D’où l’interrogation obsédante qui court, de Schmitt à Arendt, sur la question des fondements et des commencements. Faut-il assumer pleinement les conséquences profanes d’une immanence radicale (d’une invention politique sans garantie de certitude théologique, historique ou scientifique), autrement dit, pousser plus loin encore une logique de sécularisation de la politique ? Ou faut-il au contraire chercher le salut de la politique dans une décision originelle qui serait une foudre divine à peine laïcisée ?

Carl Schmitt, théologien politique

Au sortir de la Première Guerre mondiale, la situation européenne est marquée par l’instabilité et la crise des institutions politiques sous l’onde de choc de la Révolution russe : convulsions révolutionnaires de la jeune République allemande de 1918 à 1923, républiques des conseils de Bavière et de Hongrie, décomposition de l’empire austro-hongrois, crise chronique en Italie jusqu’à la marche sur Rome.

La question de l’état d’exception et des fondements d’une nouvelle légalité est donc permanente. Les textes de Carl Schmitt correspondant à cette période (la Dictature6 et Démocratie et parlementarisme7) portent la marque de cette situation de suspension de la norme et d’incertitude sur les fondements du droit. La pensée aiguë de ce moment de crise chronique revêt une forme stratégique dans les débats constitutifs de la IIIe Internationale ou chez Lukacs, mais elle s’exprime aussi dans l’émergence d’un nouveau langage théologique, non seulement – et explicitement – chez Schmitt, mais aussi chez Benjamin, Buber, Rosenzweig.

Carl Schmitt, une réponse au choc de la guerre et à l’érosion de l’ordre westphalien. Ère nouvelle de guerre civile permanente et de décomposition de la démocratie libérale. La Dictature sur les origines de la conception moderne de la souveraineté jusqu’à la lutte des classes, parallèle au Belphégor de Benda8. Admiration envers Maurras et Sorel. Néoclassicisme. Dès 1916, Dictature et état de siège. Depuis 1948, le prolétaire n’est plus le trublion intermittent, mais l’ennemi permanent doté d’associations puissantes. D’où l’état de siège récurrent comme réponse à la lutte des classes. Comment exorciser le spectre de la souveraineté populaire dès lors que constitution et souveraineté illimitée sont incompatibles.

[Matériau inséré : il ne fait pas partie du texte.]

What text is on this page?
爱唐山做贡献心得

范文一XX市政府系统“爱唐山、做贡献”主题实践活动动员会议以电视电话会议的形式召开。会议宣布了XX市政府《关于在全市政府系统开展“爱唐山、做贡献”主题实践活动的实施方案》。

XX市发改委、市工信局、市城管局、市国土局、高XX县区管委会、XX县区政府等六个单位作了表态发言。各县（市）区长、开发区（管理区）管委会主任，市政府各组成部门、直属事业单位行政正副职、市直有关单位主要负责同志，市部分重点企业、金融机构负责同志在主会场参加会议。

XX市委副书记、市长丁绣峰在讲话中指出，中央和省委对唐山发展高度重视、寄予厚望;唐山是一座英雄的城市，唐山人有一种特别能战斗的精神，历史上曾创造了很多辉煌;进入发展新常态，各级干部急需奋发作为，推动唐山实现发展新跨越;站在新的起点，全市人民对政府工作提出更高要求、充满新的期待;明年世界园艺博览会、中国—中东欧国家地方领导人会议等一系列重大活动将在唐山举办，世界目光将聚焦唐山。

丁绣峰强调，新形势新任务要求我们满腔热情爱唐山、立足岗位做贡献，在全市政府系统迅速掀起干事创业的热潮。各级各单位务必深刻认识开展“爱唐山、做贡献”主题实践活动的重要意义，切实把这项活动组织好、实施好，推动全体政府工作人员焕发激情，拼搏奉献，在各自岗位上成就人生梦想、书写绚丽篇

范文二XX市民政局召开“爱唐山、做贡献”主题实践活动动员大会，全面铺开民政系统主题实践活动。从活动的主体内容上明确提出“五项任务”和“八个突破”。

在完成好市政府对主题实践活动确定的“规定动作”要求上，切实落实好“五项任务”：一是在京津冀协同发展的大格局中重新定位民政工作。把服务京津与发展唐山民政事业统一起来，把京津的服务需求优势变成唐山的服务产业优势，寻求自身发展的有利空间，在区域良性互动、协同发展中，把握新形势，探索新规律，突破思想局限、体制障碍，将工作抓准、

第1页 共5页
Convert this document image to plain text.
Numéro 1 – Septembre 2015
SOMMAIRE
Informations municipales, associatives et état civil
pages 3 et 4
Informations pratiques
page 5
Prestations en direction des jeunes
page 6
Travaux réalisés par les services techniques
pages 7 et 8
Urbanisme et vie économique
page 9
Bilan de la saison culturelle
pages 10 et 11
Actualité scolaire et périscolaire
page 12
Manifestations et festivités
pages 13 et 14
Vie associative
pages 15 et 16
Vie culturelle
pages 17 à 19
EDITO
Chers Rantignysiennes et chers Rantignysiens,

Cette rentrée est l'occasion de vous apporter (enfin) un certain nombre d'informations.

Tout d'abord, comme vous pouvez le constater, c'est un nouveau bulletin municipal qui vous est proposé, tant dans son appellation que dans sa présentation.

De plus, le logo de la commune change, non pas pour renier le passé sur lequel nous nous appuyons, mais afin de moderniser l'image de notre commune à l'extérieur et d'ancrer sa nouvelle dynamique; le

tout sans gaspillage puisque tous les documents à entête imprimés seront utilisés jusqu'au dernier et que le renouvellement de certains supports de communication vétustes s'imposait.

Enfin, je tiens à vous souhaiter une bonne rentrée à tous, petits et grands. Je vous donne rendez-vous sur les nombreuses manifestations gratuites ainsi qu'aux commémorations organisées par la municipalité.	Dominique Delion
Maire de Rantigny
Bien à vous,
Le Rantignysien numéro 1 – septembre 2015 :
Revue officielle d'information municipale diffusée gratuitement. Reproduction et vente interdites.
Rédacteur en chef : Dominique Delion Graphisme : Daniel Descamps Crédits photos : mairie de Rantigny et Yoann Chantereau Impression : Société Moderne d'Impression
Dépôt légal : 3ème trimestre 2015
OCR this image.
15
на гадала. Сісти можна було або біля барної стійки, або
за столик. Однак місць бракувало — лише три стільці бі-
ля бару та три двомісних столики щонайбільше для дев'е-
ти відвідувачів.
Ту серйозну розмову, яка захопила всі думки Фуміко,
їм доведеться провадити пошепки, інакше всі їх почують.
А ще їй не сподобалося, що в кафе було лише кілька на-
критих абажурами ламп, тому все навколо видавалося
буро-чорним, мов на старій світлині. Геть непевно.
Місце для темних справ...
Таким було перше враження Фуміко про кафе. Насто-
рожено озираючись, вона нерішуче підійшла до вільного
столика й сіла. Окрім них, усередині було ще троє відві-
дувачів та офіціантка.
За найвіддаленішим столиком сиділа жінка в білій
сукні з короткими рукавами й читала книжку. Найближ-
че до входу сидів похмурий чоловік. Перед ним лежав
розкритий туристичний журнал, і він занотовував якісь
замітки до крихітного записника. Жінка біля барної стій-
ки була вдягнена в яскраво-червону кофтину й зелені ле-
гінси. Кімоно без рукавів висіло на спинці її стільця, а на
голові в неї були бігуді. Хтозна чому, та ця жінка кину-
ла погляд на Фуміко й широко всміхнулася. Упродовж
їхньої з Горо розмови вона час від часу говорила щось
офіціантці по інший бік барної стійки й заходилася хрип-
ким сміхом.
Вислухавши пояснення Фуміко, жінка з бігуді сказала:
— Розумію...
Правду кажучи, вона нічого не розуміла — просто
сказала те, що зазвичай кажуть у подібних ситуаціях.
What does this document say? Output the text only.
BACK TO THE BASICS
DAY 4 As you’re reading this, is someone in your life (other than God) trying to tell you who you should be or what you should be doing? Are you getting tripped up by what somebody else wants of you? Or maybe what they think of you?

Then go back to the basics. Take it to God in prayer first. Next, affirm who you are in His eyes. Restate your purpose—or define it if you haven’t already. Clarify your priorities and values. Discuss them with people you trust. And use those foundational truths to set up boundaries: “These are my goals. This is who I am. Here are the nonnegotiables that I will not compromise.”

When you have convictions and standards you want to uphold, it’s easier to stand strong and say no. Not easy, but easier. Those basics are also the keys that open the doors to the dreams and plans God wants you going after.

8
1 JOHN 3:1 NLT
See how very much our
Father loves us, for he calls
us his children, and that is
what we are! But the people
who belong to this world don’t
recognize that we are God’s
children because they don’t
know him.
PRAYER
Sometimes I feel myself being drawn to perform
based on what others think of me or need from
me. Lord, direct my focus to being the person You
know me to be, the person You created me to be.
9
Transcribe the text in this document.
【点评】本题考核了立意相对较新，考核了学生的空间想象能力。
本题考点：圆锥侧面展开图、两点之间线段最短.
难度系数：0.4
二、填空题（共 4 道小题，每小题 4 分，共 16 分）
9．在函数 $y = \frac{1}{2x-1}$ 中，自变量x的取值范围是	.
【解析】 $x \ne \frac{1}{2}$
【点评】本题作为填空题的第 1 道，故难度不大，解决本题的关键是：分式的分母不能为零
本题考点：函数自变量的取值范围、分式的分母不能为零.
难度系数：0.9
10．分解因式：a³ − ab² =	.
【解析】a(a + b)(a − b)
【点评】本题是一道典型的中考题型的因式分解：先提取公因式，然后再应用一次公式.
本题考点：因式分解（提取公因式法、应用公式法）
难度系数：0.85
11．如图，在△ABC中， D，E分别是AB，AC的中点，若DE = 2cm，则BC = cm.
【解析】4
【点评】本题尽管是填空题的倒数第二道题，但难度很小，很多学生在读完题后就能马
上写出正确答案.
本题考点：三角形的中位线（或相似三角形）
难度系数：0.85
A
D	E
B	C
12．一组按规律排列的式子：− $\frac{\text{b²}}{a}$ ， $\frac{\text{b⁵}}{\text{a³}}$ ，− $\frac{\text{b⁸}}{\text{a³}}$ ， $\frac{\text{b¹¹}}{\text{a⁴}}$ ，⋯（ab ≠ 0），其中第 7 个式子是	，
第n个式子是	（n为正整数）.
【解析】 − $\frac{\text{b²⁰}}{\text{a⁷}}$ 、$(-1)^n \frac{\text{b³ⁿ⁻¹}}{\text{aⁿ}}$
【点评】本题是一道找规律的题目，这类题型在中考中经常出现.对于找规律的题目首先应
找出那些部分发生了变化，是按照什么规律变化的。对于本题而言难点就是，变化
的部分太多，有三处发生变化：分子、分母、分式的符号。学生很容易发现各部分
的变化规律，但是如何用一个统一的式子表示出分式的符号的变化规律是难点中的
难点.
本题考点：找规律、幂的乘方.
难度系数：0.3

Pour Spengler, le déclin de l’Occident et la fin du christianisme se traduisent par l’émergence d’un nouveau discours théologique (parallèle à celui de Buber et de Bloch). Quête d’une nouvelle théologie politique en réponse au déclin de la civilisation européenne, renouant avec le catholicisme réactionnaire du XIXe siècle. La question centrale de Théologie politique, c’est l’état d’exception et la modification du rapport entre légalité et légitimité. Le positivisme moderne voudrait se débarrasser de la question de la souveraineté. Or l’ordre légal doit rester ouvert à la possibilité de sa propre suspension… Le concept de souveraineté renvoie ainsi à celui de décision… Pour Carl Schmitt, l’étaticité n’est pas intégralement formalisable et contrairement à Kelsen la question du fondement ne peut être éludée au prix d’une dépolitisation du droit : « les concepts politiques significatifs sont des concepts théologiques sécularisés ». Renvoie au fondement inévitable. Notamment à celui de souveraineté.

La Trinité réactionnaire Maistre/Bonald/ Cortès comme réplique à la panique apocalyptique devant la dissolution de l’ordre social et la montée en puissance d’un radicalisme prolétarien : ou le roi ou le peuple, dictature d’en haut ou d’en bas, mais pas d’issue libérale. L’Église revisitée comme modèle de conciliation d’intérêts contraires et forme d’unité politique de la civilisation européenne relativisant les oppositions nationales ou de classe. Elle est avant tout institution politique transfrontière, héritière de l’empire romain. Elle incarne une double délimitation de l’identité européenne (face au capitalisme états-unien et au radicalisme russe). Comme mythe du corps du Christ elle s’oppose au vide mythique de l’État bureaucratique abstrait moderne, corollaire de l’abstraction marchande déresponsabilisante. Hobbes avait décrit l’Église comme le fantôme de l’empire et non comme son héritière. Catholique rhénan, Schmitt cherche face à la crise européenne à ranimer le lien théologique de son unité. Mais sur quel fondement si ce n’est celui de l’internationalisme de classe.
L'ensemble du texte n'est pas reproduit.